Reflecting recent work in the van der Donk Group

Ribosomally synthesized and posttranslationally modified peptides, RiPPs, represent one of the most structurally diverse classes of natural products, yet many RiPP families remain biosynthetically uncharacterized. In a landmark study, published in the Journal of the American Chemical Society, the van der Donk group at the University of Illinois at Urbana, elucidates the complete biosynthetic pathway for a macrocyclic peptide antibiotic that bears close structural resemblance to the historically enigmatic biphenomycins. This discovery not only solves a decades-old question about the biosynthetic origin of these antibiotics but also expands the functional repertoire of several important enzyme families.

The van der Donk Group

The team, which also includes the Challis and Cryle groups at Monash University in Australia, identified a conserved FHAFRF motif within a group of RiPP precursor peptides encoded biosynthetic gene clusters, BGCs, that encode in multinuclear nonheme iron-dependent oxidative enzymes, MNIOs. Focusing on one such BGC from Peribacillus simplex, designated the pbs cluster, they reconstructed the pathway in E. coli and characterized the activities of five distinct enzymes: a MNIO – PbsC, a RiPP recognition element-containing partner protein – PbsD, an arginase – PbsE, a cupin-like hydroxylase – PbsQ, and a B12-dependent radical SAM enzyme – PbsB.

This biosynthetic sequence proceeds in a highly ordered fashion. PbsC and PbsD catalyze the regioselective ortho-hydroxylation of two phenylalanine residues within the FRF motif, yielding ortho-tyrosines. PbsE then converts the adjacent arginine into ornithine, but only when the substrate has been doubly hydroxylated – highlighting the strict substrate selectivity. PbsQ further hydroxylates the newly formed ornithine, and PbsB catalyzes a C–C cross-link between the aromatic rings of the ortho-tyrosines, forming a rigid biaryl macrocycle. The final maturation step, cleavage of the leader peptide, is carried out by a metalloprotease, PbsP.

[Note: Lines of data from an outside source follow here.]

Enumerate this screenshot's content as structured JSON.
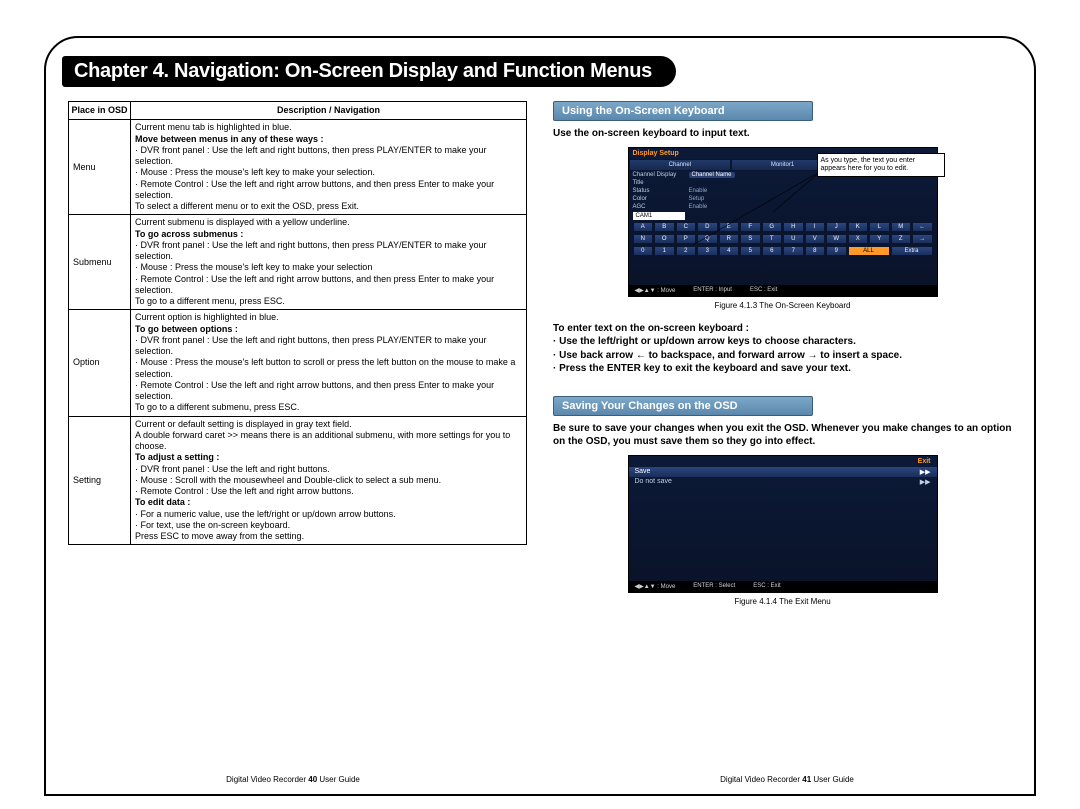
{
  "chapter_title": "Chapter 4. Navigation: On-Screen Display and Function Menus",
  "table": {
    "headers": [
      "Place in OSD",
      "Description / Navigation"
    ],
    "rows": [
      {
        "place": "Menu",
        "lines": [
          {
            "t": "Current menu tab is highlighted in blue."
          },
          {
            "t": "Move between menus in any of these ways :",
            "b": true
          },
          {
            "t": "· DVR front panel : Use the left and right buttons, then press PLAY/ENTER to make your selection."
          },
          {
            "t": "· Mouse : Press the mouse's left key to make your selection."
          },
          {
            "t": "· Remote Control : Use the left and right arrow buttons, and then press Enter to make your selection."
          },
          {
            "t": "To select a different menu or to exit the OSD, press Exit."
          }
        ]
      },
      {
        "place": "Submenu",
        "lines": [
          {
            "t": "Current submenu is displayed with a yellow underline."
          },
          {
            "t": "To go across submenus :",
            "b": true
          },
          {
            "t": "· DVR front panel : Use the left and right buttons, then press PLAY/ENTER to make your selection."
          },
          {
            "t": "· Mouse : Press the mouse's left key to make your selection"
          },
          {
            "t": "· Remote Control : Use the left and right arrow buttons, and then press Enter to make your selection."
          },
          {
            "t": "To go to a different menu, press ESC."
          }
        ]
      },
      {
        "place": "Option",
        "lines": [
          {
            "t": "Current option is highlighted in blue."
          },
          {
            "t": "To go between options :",
            "b": true
          },
          {
            "t": "· DVR front panel : Use the left and right buttons, then press PLAY/ENTER to make your selection."
          },
          {
            "t": "· Mouse : Press the mouse's left button to scroll or press the left button on the mouse to make a selection."
          },
          {
            "t": "· Remote Control : Use the left and right arrow buttons, and then press Enter to make your selection."
          },
          {
            "t": "To go to a different submenu, press ESC."
          }
        ]
      },
      {
        "place": "Setting",
        "lines": [
          {
            "t": "Current or default setting is displayed in gray text field."
          },
          {
            "t": "A double forward caret >> means there is an additional submenu, with more settings for you to choose."
          },
          {
            "t": "To adjust a setting :",
            "b": true
          },
          {
            "t": "· DVR front panel : Use the left and right buttons."
          },
          {
            "t": "· Mouse : Scroll with the mousewheel and Double-click to select a sub menu."
          },
          {
            "t": "· Remote Control : Use the left and right arrow buttons."
          },
          {
            "t": "To edit data :",
            "b": true
          },
          {
            "t": "· For a numeric value, use the left/right or up/down arrow buttons."
          },
          {
            "t": "· For text, use the on-screen keyboard."
          },
          {
            "t": "Press ESC to move away from the setting."
          }
        ]
      }
    ]
  },
  "right": {
    "kbd_heading": "Using the On-Screen Keyboard",
    "kbd_intro": "Use the on-screen keyboard to input text.",
    "kbd_tooltip": "As you type, the text you enter appears here for you to edit.",
    "kbd_caption": "Figure 4.1.3 The On-Screen Keyboard",
    "kbd_steps_lead": "To enter text on the on-screen keyboard :",
    "kbd_steps": [
      "· Use the left/right or up/down arrow keys to choose characters.",
      "· Use back arrow ← to backspace, and forward arrow → to insert a space.",
      "· Press the ENTER key to exit the keyboard and save your text."
    ],
    "save_heading": "Saving Your Changes on the OSD",
    "save_body": "Be sure to save your changes when you exit the OSD. Whenever you make changes to an option on the OSD, you must save them so they go into effect.",
    "exit_caption": "Figure 4.1.4 The Exit Menu"
  },
  "osd_kbd": {
    "title": "Display Setup",
    "tabs": [
      "Channel",
      "Monitor1",
      "SPOT"
    ],
    "fields": [
      {
        "label": "Channel Display",
        "value": "Channel Name",
        "hl": true
      },
      {
        "label": "Title",
        "value": ""
      },
      {
        "label": "Status",
        "value": "Enable"
      },
      {
        "label": "Color",
        "value": "Setup"
      },
      {
        "label": "AGC",
        "value": "Enable"
      }
    ],
    "entry": "CAM1",
    "row1": [
      "A",
      "B",
      "C",
      "D",
      "E",
      "F",
      "G",
      "H",
      "I",
      "J",
      "K",
      "L",
      "M",
      "←"
    ],
    "row2": [
      "N",
      "O",
      "P",
      "Q",
      "R",
      "S",
      "T",
      "U",
      "V",
      "W",
      "X",
      "Y",
      "Z",
      "→"
    ],
    "row3_nums": [
      "0",
      "1",
      "2",
      "3",
      "4",
      "5",
      "6",
      "7",
      "8",
      "9"
    ],
    "row3_extra": [
      "ALL",
      "Extra"
    ],
    "bottom": [
      "◀▶▲▼ : Move",
      "ENTER : Input",
      "ESC : Exit"
    ]
  },
  "osd_exit": {
    "title": "Exit",
    "rows": [
      {
        "l": "Save",
        "r": "▶▶",
        "hl": true
      },
      {
        "l": "Do not save",
        "r": "▶▶"
      }
    ],
    "bottom": [
      "◀▶▲▼ : Move",
      "ENTER : Select",
      "ESC : Exit"
    ]
  },
  "footer": {
    "left_pre": "Digital Video Recorder ",
    "left_pg": "40",
    "left_post": " User Guide",
    "right_pre": "Digital Video Recorder ",
    "right_pg": "41",
    "right_post": " User Guide"
  }
}
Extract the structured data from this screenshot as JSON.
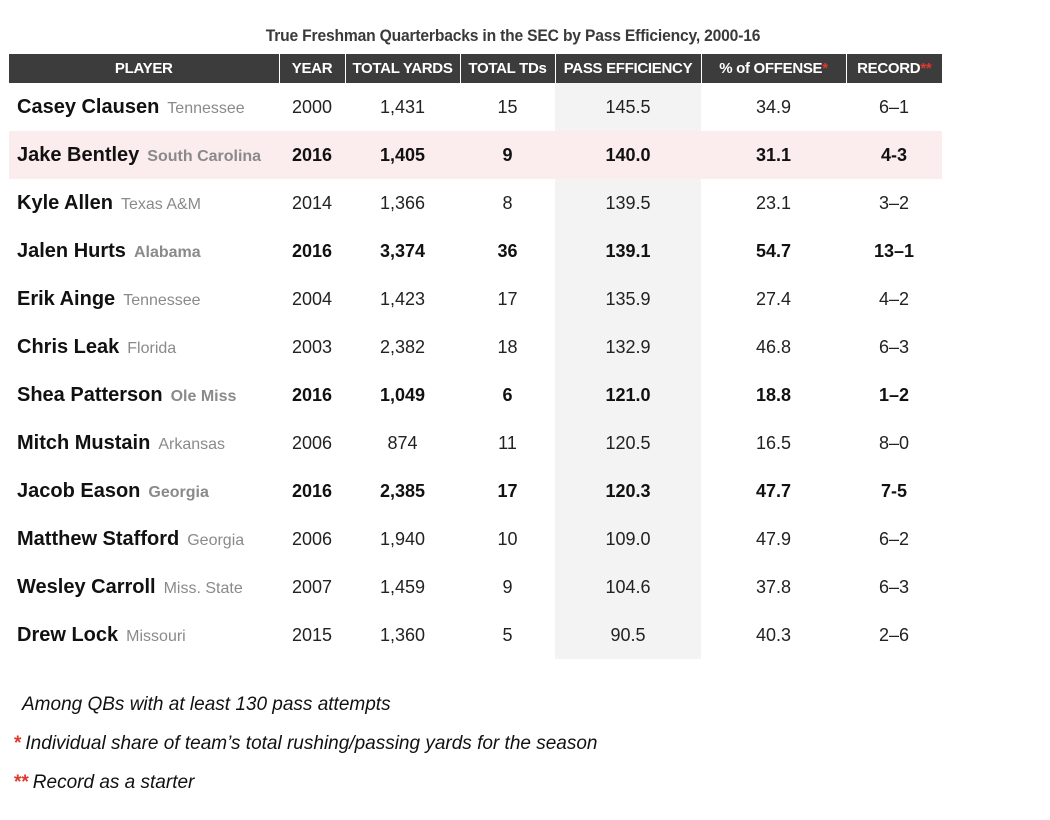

Using tandem mass spectrometry and multidimensional NMR, the team confirmed the precise site and order of each transformation. Notably, the cross-linking reaction catalyzed by the B12-rSAM enzyme PbsB represents the first such example of C–C bond formation between aromatic residues by this enzyme class. The MNIO-mediated ortho-hydroxylation of phenylalanine residues is also unprecedented and marks a significant expansion of known MNIO function, which had previously been limited to Cys, Asn, and Asp residues.

The mature macrocyclic product closely mimics the structure of biphenomycin antibiotics, which were first isolated in the 1960s but whose biosynthetic origins remained undefined. Sequencing the genome of a known biphenomycin producer, Streptomyces filipinensis, revealed a highly homologous BGC, bpm cluster, strongly supporting a shared biosynthetic logic.

The researchers in the van der Donk team further employed AlphaFold3 to model protein–peptide interactions. The predicted structures revealed canonical β-sheet interactions between the precursor leader peptides and the RRE domain of PbsD and placed catalytically important residues in spatial proximity to active site metals, consistent with experimental data.

This work offers a compelling example of biosynthetic logic that combines strict substrate ordering with broad chemical novelty. It establishes a clear enzymatic route to biphenomycin-like compounds, offers a framework for analog production, and demonstrates the utility of combining genome mining, enzymology, and structural biology. Moreover, it deorphanizes an entire class of peptide antibiotics and introduces new enzymatic tools for peptide macrocyclization and posttranslational modification.